Insurer Select & Protect believes this is a mistake. Simon Hood, chief executive of Select & Protect, said: ‘This seems to be a rather short sighted approach. In the event of a person becoming unemployed, they will neither want to sell their house, nor spend their savings straight away. Many people’s savings have been hit by the stock market crash. Therefore the equity they have in their house could now be vital when it comes to retirement.
‘From the point of view of unemployment, we believe the Government figures are not wholly representative of the real situation, bearing in mind that there are stories almost everyday of large organisations announcing redundancy programmes.’
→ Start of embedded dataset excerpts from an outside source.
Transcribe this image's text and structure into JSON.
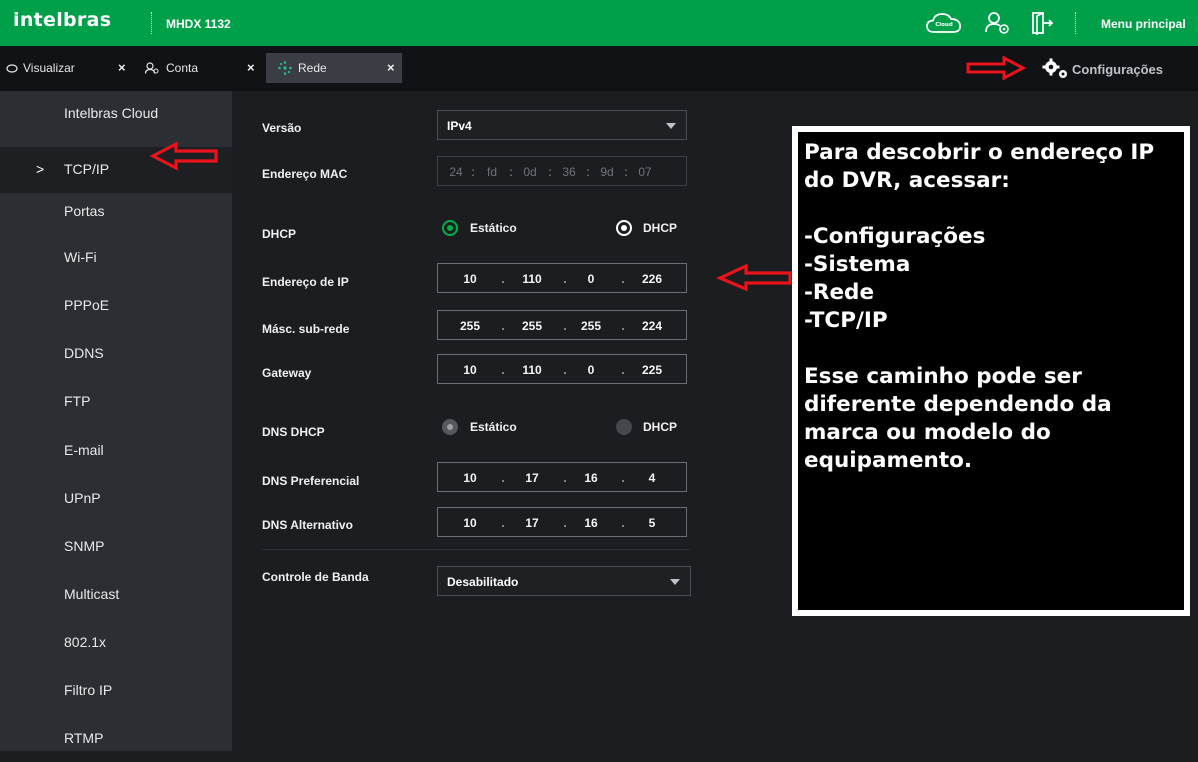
{
  "header": {
    "logo": "intelbras",
    "model": "MHDX 1132",
    "cloud_badge": "Intelbras Cloud",
    "main_menu_label": "Menu principal",
    "accent_color": "#00a04a"
  },
  "tabs": [
    {
      "label": "Visualizar",
      "icon": "eye-icon",
      "close": "×"
    },
    {
      "label": "Conta",
      "icon": "users-icon",
      "close": "×"
    },
    {
      "label": "Rede",
      "icon": "network-icon",
      "close": "×",
      "active": true
    }
  ],
  "settings_link": {
    "label": "Configurações",
    "icon": "gears-icon"
  },
  "sidebar": {
    "items": [
      {
        "label": "Intelbras Cloud"
      },
      {
        "label": "TCP/IP",
        "active": true,
        "marker": ">"
      },
      {
        "label": "Portas"
      },
      {
        "label": "Wi-Fi"
      },
      {
        "label": "PPPoE"
      },
      {
        "label": "DDNS"
      },
      {
        "label": "FTP"
      },
      {
        "label": "E-mail"
      },
      {
        "label": "UPnP"
      },
      {
        "label": "SNMP"
      },
      {
        "label": "Multicast"
      },
      {
        "label": "802.1x"
      },
      {
        "label": "Filtro IP"
      },
      {
        "label": "RTMP"
      }
    ]
  },
  "form": {
    "version": {
      "label": "Versão",
      "value": "IPv4"
    },
    "mac": {
      "label": "Endereço MAC",
      "octets": [
        "24",
        "fd",
        "0d",
        "36",
        "9d",
        "07"
      ],
      "sep": ":"
    },
    "dhcp": {
      "label": "DHCP",
      "option_static": "Estático",
      "option_dhcp": "DHCP",
      "selected": "Estático"
    },
    "ip": {
      "label": "Endereço de IP",
      "octets": [
        "10",
        "110",
        "0",
        "226"
      ]
    },
    "mask": {
      "label": "Másc. sub-rede",
      "octets": [
        "255",
        "255",
        "255",
        "224"
      ]
    },
    "gateway": {
      "label": "Gateway",
      "octets": [
        "10",
        "110",
        "0",
        "225"
      ]
    },
    "dns_dhcp": {
      "label": "DNS DHCP",
      "option_static": "Estático",
      "option_dhcp": "DHCP",
      "selected": "Estático"
    },
    "dns_pref": {
      "label": "DNS Preferencial",
      "octets": [
        "10",
        "17",
        "16",
        "4"
      ]
    },
    "dns_alt": {
      "label": "DNS Alternativo",
      "octets": [
        "10",
        "17",
        "16",
        "5"
      ]
    },
    "bandwidth": {
      "label": "Controle de Banda",
      "value": "Desabilitado"
    },
    "ip_sep": "."
  },
  "note": {
    "lines": [
      "Para descobrir o endereço IP",
      "do DVR, acessar:",
      "",
      "-Configurações",
      "-Sistema",
      "-Rede",
      "-TCP/IP",
      "",
      "Esse caminho pode ser",
      "diferente dependendo da",
      "marca ou modelo do",
      "equipamento."
    ]
  },
  "annotation_color": "#e8131b"
}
Sue Anderson, head of external affairs at the CML, said: ‘It is not a question of dropping the target but saying that as a measure of homeownership sustainability, it is not the best measure to use. We have moved away from using it as an indicator of sustainability objectives. We think the better way to look at the bottom line is on possessions, leaving a number of options to meet our objective of keeping them at a low level, and recognising the part other forms of insurance can play.’